INNOVATION
Flinders University's nano-cage adsorbent captures over 98% of PFAS, including short-chain variants that standard filters can't touch
6 May 2026

For decades, short-chain PFAS have quietly slipped through Australia's water treatment systems. Standard filters catch some of the problem. These molecules were never the whole answer.
Now, researchers at Flinders University may have found one. Published in Angewandte Chemie International Edition in February 2026, their nano-sized molecular cage adsorbent removes over 98% of PFAS from drinking water, including the short-chain variants that granular activated carbon consistently fails to retain. The work was backed by the Australian Research Council and developed in collaboration with UNSW Sydney, with atomic-resolution mapping of PFAS binding carried out at the national synchrotron facility.
The key innovation is something called cavity-directed aggregation. Conventional adsorbents work by attracting contaminants to an outer surface. This cage does the opposite, drawing PFAS molecules inside its internal cavity and binding them through a mechanism with no counterpart in existing commercial materials. Embedded into mesoporous silica at just one percent concentration, the composite cleared both short- and long-chain PFAS in model tap water. It also held up across five reuse cycles under flow-through conditions, a result that matters enormously when utilities start running the cost numbers.
Australia's PFAS burden is among the heaviest in the world. Contamination spans former defence sites, industrial corridors, and catchments supplying millions of people. Tightening limits under the Australian Drinking Water Guidelines are pushing utilities toward solutions that address the full compound spectrum, not just the fraction that older media happens to catch.

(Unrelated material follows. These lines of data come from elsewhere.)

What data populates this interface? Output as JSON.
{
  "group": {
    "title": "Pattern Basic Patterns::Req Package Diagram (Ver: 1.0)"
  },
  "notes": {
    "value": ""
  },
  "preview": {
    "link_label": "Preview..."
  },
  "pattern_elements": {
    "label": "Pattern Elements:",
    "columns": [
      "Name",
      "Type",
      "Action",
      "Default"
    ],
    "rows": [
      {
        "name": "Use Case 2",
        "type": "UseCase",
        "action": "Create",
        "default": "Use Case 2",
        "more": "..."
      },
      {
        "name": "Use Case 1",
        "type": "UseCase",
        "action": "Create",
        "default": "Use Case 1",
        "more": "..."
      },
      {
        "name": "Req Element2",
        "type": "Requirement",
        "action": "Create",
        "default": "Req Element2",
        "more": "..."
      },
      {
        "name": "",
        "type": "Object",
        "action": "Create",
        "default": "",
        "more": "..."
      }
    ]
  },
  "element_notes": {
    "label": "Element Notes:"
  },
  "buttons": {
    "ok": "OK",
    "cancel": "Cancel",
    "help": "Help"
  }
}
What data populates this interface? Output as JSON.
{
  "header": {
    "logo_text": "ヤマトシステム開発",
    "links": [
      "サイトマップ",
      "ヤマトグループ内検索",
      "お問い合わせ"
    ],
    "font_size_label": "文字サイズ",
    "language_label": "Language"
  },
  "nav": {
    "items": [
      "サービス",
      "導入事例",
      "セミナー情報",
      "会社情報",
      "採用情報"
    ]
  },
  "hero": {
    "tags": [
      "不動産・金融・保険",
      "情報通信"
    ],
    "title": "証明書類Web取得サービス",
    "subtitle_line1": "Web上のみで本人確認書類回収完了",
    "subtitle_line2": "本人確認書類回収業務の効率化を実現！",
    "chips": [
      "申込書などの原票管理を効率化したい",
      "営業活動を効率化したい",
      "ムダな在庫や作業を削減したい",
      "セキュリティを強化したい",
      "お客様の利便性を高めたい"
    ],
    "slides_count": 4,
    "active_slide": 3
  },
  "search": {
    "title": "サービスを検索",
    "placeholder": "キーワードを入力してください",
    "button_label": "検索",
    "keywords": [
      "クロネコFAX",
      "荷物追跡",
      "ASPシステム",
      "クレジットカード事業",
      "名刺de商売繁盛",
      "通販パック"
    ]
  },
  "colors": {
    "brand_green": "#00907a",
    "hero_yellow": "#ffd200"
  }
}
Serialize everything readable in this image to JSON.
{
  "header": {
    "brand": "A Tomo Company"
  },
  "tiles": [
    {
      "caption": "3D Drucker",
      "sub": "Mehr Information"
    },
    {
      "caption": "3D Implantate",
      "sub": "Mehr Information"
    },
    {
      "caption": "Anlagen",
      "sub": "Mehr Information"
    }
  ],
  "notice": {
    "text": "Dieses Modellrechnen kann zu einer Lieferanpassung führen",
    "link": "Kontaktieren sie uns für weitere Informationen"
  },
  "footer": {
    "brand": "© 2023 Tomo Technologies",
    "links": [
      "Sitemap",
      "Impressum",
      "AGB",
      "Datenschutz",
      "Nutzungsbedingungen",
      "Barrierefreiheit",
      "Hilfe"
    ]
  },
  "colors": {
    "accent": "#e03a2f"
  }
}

Real-world deployment is still some distance away. Lab conditions don't replicate the competing ions, shifting pH, and dissolved organics found in actual water systems. Scaling metal-organic cage synthesis to industrial volumes remains an unsolved engineering problem. But for a field where genuine mechanistic breakthroughs are rare, cavity-directed aggregation opens a credible new path toward full-spectrum PFAS control, and that is no small thing.